Dubus and Bresin review mapping strategies for the sonification of physical quantities in “A Systematic Review of Mapping Strategies for the Sonification of Physical Quantities.” Their study analyzes 179 publications to identify trends and best practices in sonification. The authors find that pitch is the most commonly used auditory dimension, while spatial auditory mapping is primarily applied to kinematic data. They also highlight the lack of standardized evaluation methods for sonification efficiency. The paper proposes a mapping-based framework for characterizing sonification and suggests future work in refining mapping strategies to enhance usability.

References

Yeo, Woon Seung, and Jonathan Berger. 2005. “A Framework for Designing Image Sonification Methods.” In Proceedings of ICAD 05-Eleventh Meeting of the International Conference on Auditory Display, Limerick, Ireland, July 6-9, 2005.

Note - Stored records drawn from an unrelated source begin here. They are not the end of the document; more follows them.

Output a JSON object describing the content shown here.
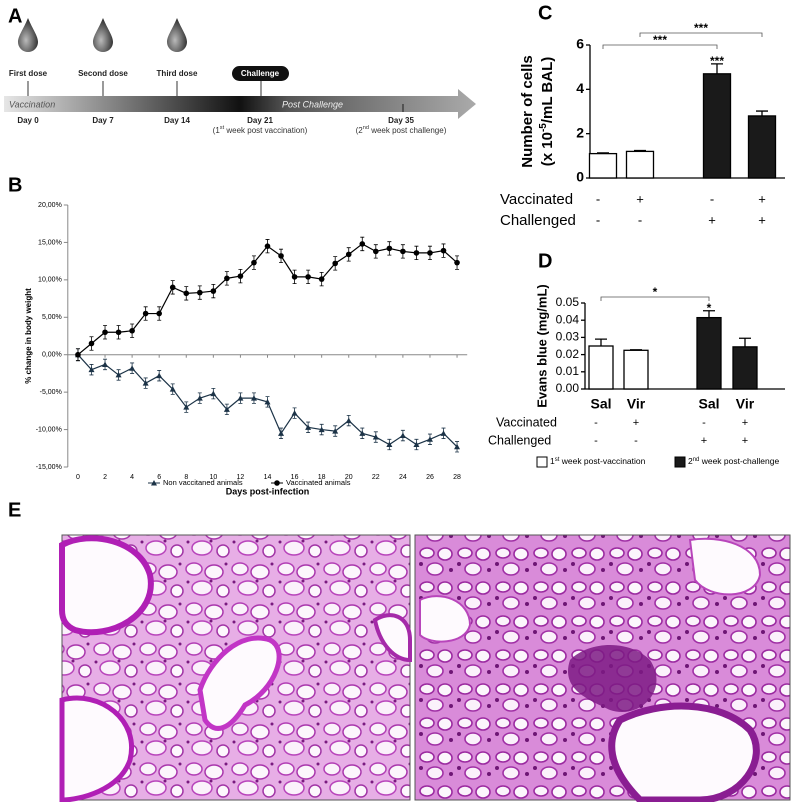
{
  "panels": {
    "a": "A",
    "b": "B",
    "c": "C",
    "d": "D",
    "e": "E"
  },
  "timeline": {
    "events": [
      "First dose",
      "Second dose",
      "Third dose"
    ],
    "challenge": "Challenge",
    "phases": [
      "Vaccination",
      "Post Challenge"
    ],
    "days": [
      "Day 0",
      "Day 7",
      "Day 14",
      "Day 21",
      "Day 35"
    ],
    "notes": [
      "(1st week post vaccination)",
      "(2nd week post challenge)"
    ]
  },
  "chart_data": [
    {
      "type": "line",
      "x_label": "Days post-infection",
      "y_label": "% change in body weight",
      "x": [
        0,
        1,
        2,
        3,
        4,
        5,
        6,
        7,
        8,
        9,
        10,
        11,
        12,
        13,
        14,
        15,
        16,
        17,
        18,
        19,
        20,
        21,
        22,
        23,
        24,
        25,
        26,
        27,
        28
      ],
      "xlim": [
        -0.75,
        28.75
      ],
      "xticks": [
        0,
        2,
        4,
        6,
        8,
        10,
        12,
        14,
        16,
        18,
        20,
        22,
        24,
        26,
        28
      ],
      "ylim": [
        -15,
        20
      ],
      "yticks": [
        {
          "value": -15,
          "label": "-15,00%"
        },
        {
          "value": -10,
          "label": "-10,00%"
        },
        {
          "value": -5,
          "label": "-5,00%"
        },
        {
          "value": 0,
          "label": "0,00%"
        },
        {
          "value": 5,
          "label": "5,00%"
        },
        {
          "value": 10,
          "label": "10,00%"
        },
        {
          "value": 15,
          "label": "15,00%"
        },
        {
          "value": 20,
          "label": "20,00%"
        }
      ],
      "series": [
        {
          "name": "Non vaccitaned animals",
          "color": "#1c3347",
          "marker": "triangle",
          "values": [
            0,
            -2,
            -1.3,
            -2.7,
            -1.8,
            -3.8,
            -2.8,
            -4.6,
            -7,
            -5.8,
            -5.2,
            -7.3,
            -5.8,
            -5.8,
            -6.3,
            -10.5,
            -7.8,
            -9.7,
            -10,
            -10.2,
            -8.8,
            -10.5,
            -11,
            -12,
            -10.8,
            -12,
            -11.3,
            -10.5,
            -12.3
          ],
          "errors": [
            0.8,
            0.7,
            0.7,
            0.7,
            0.7,
            0.7,
            0.7,
            0.7,
            0.7,
            0.7,
            0.7,
            0.7,
            0.7,
            0.7,
            0.7,
            0.7,
            0.7,
            0.7,
            0.7,
            0.7,
            0.7,
            0.7,
            0.7,
            0.7,
            0.7,
            0.7,
            0.7,
            0.7,
            0.7
          ]
        },
        {
          "name": "Vaccinated animals",
          "color": "#000000",
          "marker": "circle",
          "values": [
            0,
            1.5,
            3,
            3,
            3.2,
            5.5,
            5.5,
            9,
            8.2,
            8.3,
            8.5,
            10.2,
            10.5,
            12.3,
            14.5,
            13.2,
            10.4,
            10.4,
            10.1,
            12.2,
            13.4,
            14.8,
            13.8,
            14.2,
            13.8,
            13.6,
            13.6,
            13.9,
            12.3
          ],
          "errors": [
            0.8,
            0.9,
            0.9,
            0.9,
            0.9,
            0.9,
            0.9,
            0.9,
            0.9,
            0.9,
            0.9,
            0.9,
            0.9,
            0.9,
            0.9,
            0.9,
            0.9,
            0.9,
            0.9,
            0.9,
            0.9,
            0.9,
            0.9,
            0.9,
            0.9,
            0.9,
            0.9,
            0.9,
            0.9
          ]
        }
      ]
    },
    {
      "type": "bar",
      "y_label": {
        "line1": "Number of cells",
        "pre": "(x 10",
        "sup": "-5",
        "post": "/mL BAL)"
      },
      "values": [
        1.1,
        1.2,
        4.7,
        2.8
      ],
      "errors": [
        0.03,
        0.04,
        0.45,
        0.22
      ],
      "colors": [
        "#ffffff",
        "#ffffff",
        "#1a1a1a",
        "#1a1a1a"
      ],
      "ylim": [
        0,
        6
      ],
      "yticks": [
        0,
        2,
        4,
        6
      ],
      "rows": [
        {
          "label": "Vaccinated",
          "marks": [
            "-",
            "+",
            "-",
            "+"
          ]
        },
        {
          "label": "Challenged",
          "marks": [
            "-",
            "-",
            "+",
            "+"
          ]
        }
      ],
      "annotations": [
        {
          "text": "***",
          "from": 2,
          "to": 2
        },
        {
          "text": "***",
          "from": 0,
          "to": 2
        },
        {
          "text": "***",
          "from": 1,
          "to": 3
        }
      ]
    },
    {
      "type": "bar",
      "y_label": "Evans blue (mg/mL)",
      "categories": [
        "Sal",
        "Vir",
        "Sal",
        "Vir"
      ],
      "series": [
        {
          "name": "1st week post-vaccination",
          "color": "#ffffff",
          "values": [
            0.025,
            0.0225,
            null,
            null
          ],
          "errors": [
            0.004,
            0.0003,
            null,
            null
          ]
        },
        {
          "name": "2nd week post-challenge",
          "color": "#1a1a1a",
          "values": [
            null,
            null,
            0.0415,
            0.0245
          ],
          "errors": [
            null,
            null,
            0.004,
            0.005
          ]
        }
      ],
      "ylim": [
        0,
        0.05
      ],
      "yticks": [
        {
          "value": 0,
          "label": "0.00"
        },
        0.01,
        0.02,
        0.03,
        0.04,
        0.05
      ],
      "rows": [
        {
          "label": "Vaccinated",
          "marks": [
            "-",
            "+",
            "-",
            "+"
          ]
        },
        {
          "label": "Challenged",
          "marks": [
            "-",
            "-",
            "+",
            "+"
          ]
        }
      ],
      "annotations": [
        {
          "text": "*",
          "from": 2,
          "to": 2
        },
        {
          "text": "*",
          "from": 0,
          "to": 2
        }
      ]
    }
  ]
}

Sharma, Karan, Arun CS Kumar, and Suchendra M. Bhandarkar. 2017. “Action Recognition in Still Images Using Word Embeddings from Natural Language Descriptions.” In 2017 IEEE Winter Conference on Applications of Computer Vision (WACV), 978-1-5090-4941-7/17. DOI: 10.1109/WACVW.2017.17.

Iovino, Francisco, Rene Causse, and Richard Dudas. 1997. “Recent Work Around Modalys and Modal Synthesis.” In Proceedings of the International Computer Music Conference (ICMC).

McGee, Ryan, Joshua Dickinson, and George Legrady. 2012. “Voice of Sisyphus: An Image Sonification Multimedia Installation.” In Proceedings of the 18th International Conference on Auditory Display (ICAD-2012), Atlanta, USA, June 18–22, 2012.

Roodaki, Hessam, Navid Navab, Abouzar Eslami, Christopher Stapleton, and Nassir Navab. 2017. “SonifEye: Sonification of Visual Information Using Physical Modeling Sound Synthesis.” IEEE Transactions on Visualization and Computer Graphics 23, no. 11: 2366–2371. DOI: 10.1109/TVCG.2017.2734320.

Dubus, Gaël, and Roberto Bresin. 2013. “A Systematic Review of Mapping Strategies for the Sonification of Physical Quantities.” PLoS ONE 8(12): e82491. DOI: 10.1371/journal.pone.0082491.